Broadly, this case affirmed that a private organization or club cannot be forced to admit or retain members the group thinks do not share the group's values. Just as there is the freedom to associate with whomever one pleases under the First Amendment, there is correspondingly the freedom from associating with those one does not wish to associate with. Specifically, the Court affirmed BSA's right to deny membership to individuals it did not want affiliated with Scout troops. Homosexual members, including past and present members of Scout troops, were not to be permitted to join or remain part of the Boy Scouts. 

While I agree with the Court's decision, that the law cannot force faith-based private groups to change membership rules, I do not share the long-held opinion of most BSA national leaders that being homosexual implicitly means one cannot be a good Scoutmaster or Scout.
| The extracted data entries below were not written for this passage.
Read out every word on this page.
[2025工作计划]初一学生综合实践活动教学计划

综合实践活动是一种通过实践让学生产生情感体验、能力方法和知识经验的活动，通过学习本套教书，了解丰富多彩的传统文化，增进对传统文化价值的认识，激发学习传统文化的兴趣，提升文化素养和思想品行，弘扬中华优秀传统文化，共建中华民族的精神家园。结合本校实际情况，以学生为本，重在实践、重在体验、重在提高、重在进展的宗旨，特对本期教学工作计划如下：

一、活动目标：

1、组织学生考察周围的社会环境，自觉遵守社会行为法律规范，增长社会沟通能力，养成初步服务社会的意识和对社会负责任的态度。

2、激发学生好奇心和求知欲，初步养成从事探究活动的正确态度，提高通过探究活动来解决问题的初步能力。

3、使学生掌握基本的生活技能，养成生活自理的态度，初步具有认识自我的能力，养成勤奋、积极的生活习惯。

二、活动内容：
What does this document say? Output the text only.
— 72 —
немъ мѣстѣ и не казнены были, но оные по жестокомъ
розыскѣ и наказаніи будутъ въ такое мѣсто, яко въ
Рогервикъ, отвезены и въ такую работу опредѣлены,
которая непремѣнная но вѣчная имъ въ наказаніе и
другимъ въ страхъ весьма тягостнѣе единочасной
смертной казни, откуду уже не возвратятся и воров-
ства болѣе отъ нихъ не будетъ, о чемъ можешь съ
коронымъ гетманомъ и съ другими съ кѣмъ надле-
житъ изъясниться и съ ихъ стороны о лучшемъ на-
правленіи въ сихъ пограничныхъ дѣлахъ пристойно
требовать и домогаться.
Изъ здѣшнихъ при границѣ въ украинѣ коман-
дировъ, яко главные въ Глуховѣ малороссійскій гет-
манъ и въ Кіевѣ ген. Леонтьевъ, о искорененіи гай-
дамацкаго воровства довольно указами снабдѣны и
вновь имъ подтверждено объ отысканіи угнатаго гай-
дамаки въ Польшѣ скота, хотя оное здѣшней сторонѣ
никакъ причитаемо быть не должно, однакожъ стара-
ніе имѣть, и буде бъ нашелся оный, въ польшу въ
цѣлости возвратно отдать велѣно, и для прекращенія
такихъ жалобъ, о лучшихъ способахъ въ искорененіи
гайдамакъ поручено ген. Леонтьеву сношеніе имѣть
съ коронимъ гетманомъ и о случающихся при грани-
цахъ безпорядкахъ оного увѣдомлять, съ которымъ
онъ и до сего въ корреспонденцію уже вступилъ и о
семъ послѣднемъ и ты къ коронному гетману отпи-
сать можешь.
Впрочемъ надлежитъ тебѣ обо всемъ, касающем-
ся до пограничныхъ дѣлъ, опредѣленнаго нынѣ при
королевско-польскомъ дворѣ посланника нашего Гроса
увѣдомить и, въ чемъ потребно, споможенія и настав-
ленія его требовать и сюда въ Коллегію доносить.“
Along the way to becoming an Eagle Scout myself, I learned many things; among them, self-reliance and how to independently manage my own affairs. This is something currently denied to local Scout troops, none of which are entirely free to admit members or recruit adult leaders as they see fit. Rather, their actions are constrained by the centralized authority of the national organization.

The 102-year-old rule banning gay members (alongside of whom agnostics and atheists are frowned upon) espouses values common in the era of the Scouting movement's founding in 1910 in the United States -- and in the post-Victorian England, where Scouting was first founded by Lord Baden-Powell several years prior. However, these exclusionary values are no longer prominent in the general population nor in the minds of many Scouts.

For this reason, the executive board of the Boy Scouts of America should change its rules so that Scout troops may determine for themselves their own admissions criteria for boys as well as their adult Scoutmasters and leaders. At the very least, the executive board should empower each regional Scouting council to decide membership rules for itself. Each local group should have the freedom to associate with the boys and leaders it believes will live by the Scout Law and Scout Oath.

By restricting boys' access to good adult leadership and issuing one-size-fits-all membership rules, the national executive board is dangerously close to encouraging young Scouts to think in a narrow-minded way and to discriminate against those different from themselves. 

As mentioned in the Los Angeles Times,AT&T Chief Executive Randall Stephenson is due to take over as president of the BSA executive board in 2014. Perhaps he will be good enough to empower local Scouts.